Officer Jamal Medlin of the Charleston Police Department is seen after a fatal encounter with 19-year-old Denzel Curnell
 
By Barney Blakeney


Monday June 20 marked the second anniversary of the 2014 police-involved shooting death of Denzel Curnell. Charleston commemorated the June 17, 2015 massacre at Emanuel AME Church as the world watched a succession of related events. And as America recoiled from the massacre of 49 people at an Orlando, Florida night-club, Curnell’s story may have been forgotten. His stepfather, Dwayne German, doesn’t want that to happen.

Charleston police say the 19-year-old killed himself after being confronted by an off-duty officer on private security patrol at the Bridgeview Village apartment complex in the late evening on that hot night. The officer said Curnell was dressed in all black, topped with a hooded shirt which covered his head, attire that had become a uniform of sorts for many in the illegal drug trafficking trade.

According to police reports, the officer confronted Curnell, who had one hand in his pocket. The initial contact escalated into a physical struggle with the officer eventually pinning the much smaller Curnell to the ground beneath his weight. That’s when, according to the officer, Curnell pulled a gun from his shirt and shot himself in the head.

Charleston police immediately after the incident sent emails to city officials stating the incident was a ‘possible’ suicide. Police officials publicly offered no other information.

Their lack of information led to an abundance of misinformation.

Word of mouth and social media facilitated a discourse. Some versions of the incident said 19-year-old Denzell Curnell had struggled with the officer, that Curnell had been shot by the officer while kneeling after being apprehended and that he had been shot in the head or back. Still police officials remained unwilling to shed any information.

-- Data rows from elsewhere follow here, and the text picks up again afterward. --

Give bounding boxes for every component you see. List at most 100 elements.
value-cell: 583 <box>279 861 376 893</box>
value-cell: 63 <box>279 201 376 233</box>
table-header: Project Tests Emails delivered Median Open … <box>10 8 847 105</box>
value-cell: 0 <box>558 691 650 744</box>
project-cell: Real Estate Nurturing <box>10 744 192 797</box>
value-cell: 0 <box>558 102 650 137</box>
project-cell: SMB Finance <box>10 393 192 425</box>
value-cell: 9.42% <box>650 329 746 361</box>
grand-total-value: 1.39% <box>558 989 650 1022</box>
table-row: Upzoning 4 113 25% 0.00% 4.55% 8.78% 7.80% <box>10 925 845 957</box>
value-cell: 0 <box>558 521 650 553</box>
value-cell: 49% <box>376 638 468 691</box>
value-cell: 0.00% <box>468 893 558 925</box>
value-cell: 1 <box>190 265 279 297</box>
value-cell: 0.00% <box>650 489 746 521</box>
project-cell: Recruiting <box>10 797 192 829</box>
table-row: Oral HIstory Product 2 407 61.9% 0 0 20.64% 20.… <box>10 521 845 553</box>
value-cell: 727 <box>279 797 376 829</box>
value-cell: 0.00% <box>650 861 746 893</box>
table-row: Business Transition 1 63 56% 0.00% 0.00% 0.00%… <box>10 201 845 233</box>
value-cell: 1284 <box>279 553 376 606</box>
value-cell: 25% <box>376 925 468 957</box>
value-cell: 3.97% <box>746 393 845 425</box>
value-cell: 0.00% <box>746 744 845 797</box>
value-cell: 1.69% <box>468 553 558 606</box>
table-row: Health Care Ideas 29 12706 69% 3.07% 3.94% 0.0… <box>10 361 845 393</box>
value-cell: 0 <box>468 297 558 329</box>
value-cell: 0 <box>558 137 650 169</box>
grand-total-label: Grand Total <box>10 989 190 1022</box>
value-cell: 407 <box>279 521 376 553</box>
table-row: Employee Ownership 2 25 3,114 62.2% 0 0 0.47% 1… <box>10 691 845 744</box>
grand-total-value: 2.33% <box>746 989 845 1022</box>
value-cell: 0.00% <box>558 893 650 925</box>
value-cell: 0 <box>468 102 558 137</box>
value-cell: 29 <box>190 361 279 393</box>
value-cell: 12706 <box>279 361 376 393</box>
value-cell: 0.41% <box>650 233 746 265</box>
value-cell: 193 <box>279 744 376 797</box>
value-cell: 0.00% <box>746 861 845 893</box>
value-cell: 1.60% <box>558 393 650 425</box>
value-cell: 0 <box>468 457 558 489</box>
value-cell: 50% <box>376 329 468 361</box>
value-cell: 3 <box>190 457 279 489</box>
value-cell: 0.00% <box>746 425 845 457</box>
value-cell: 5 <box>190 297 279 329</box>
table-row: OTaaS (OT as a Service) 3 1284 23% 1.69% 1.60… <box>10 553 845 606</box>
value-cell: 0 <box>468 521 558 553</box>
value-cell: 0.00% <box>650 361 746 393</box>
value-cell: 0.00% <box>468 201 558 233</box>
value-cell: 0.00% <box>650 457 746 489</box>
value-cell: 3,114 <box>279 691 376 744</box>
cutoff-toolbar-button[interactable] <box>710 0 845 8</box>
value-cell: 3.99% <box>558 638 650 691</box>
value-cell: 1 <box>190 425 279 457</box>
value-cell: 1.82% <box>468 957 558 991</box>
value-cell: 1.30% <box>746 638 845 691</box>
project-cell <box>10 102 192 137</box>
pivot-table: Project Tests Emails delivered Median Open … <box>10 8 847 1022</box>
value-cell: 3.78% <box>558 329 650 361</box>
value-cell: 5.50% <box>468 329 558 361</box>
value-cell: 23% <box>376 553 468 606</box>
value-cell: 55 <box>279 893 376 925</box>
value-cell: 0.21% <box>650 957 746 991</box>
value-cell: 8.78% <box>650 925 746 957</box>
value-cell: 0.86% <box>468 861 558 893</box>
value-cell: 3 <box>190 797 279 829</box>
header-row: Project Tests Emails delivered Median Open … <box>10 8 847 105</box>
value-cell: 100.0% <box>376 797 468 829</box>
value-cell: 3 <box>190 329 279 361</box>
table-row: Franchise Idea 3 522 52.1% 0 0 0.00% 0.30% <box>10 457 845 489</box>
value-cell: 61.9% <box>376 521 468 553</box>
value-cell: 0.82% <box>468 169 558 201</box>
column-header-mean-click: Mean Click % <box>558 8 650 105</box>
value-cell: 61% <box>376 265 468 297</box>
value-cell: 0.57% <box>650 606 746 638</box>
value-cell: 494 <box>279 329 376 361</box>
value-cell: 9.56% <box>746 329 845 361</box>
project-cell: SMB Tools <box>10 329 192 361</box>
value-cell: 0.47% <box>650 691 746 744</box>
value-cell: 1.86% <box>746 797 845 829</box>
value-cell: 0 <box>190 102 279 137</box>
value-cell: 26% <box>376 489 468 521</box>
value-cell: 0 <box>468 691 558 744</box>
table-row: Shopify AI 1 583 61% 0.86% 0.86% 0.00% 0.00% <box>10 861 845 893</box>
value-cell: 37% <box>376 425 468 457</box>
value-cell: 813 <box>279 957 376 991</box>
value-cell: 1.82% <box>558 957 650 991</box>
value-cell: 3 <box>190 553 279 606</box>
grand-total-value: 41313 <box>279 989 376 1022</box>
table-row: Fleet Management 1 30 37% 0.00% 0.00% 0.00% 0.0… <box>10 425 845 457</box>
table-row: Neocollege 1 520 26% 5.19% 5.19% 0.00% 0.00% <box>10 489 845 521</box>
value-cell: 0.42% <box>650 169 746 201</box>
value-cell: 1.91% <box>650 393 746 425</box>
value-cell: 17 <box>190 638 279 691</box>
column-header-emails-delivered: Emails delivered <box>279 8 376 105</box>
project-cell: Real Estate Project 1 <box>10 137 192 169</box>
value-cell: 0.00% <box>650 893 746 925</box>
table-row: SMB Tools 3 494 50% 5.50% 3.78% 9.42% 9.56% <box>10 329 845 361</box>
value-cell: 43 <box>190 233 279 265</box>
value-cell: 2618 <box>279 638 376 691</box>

Two months later Charleston police issued a statement that the shooting was a suicide and that implications the police officer fired the fatal shot were unfounded. Charleston NAACP President Dot Scott said she didn’t not believe the police despite a S.C. State Law Enforcement Division report that led Ninth Judicial Circuit Solicitor Scarlett Wilson to exonerate the police officer. Scott cited surveillance tape footage of the incident that mysteriously is blank from the time the officer approached Curnell until after the shooting.

Curnell’s stepfather said Monday he understands the spotlight cast on the massacre of the nine victims at Emanuel and its five survivors, but can’t understand the hypocrisy of a community so willing to face the racism that led to the Emanuel tragedy, but unwilling to admit the racism that led to his son’s death.

German said he’s watching the world embrace a community holding hands in forgiveness while turning a blind eye on the divisiveness that spawns disparities in education, housing and criminal justice.

“Those are the fruits of disparities. And because of those disparities, I was my son’s pallbearer. I can’t tell you how many times I made my son go to bed. I never thought I would lay him to his eternal rest. Racial profiling led to that officer accosting Denzel. It was as wrong as two left shoes. I will not forget my son’s death and I don’t want others to forget,” German said.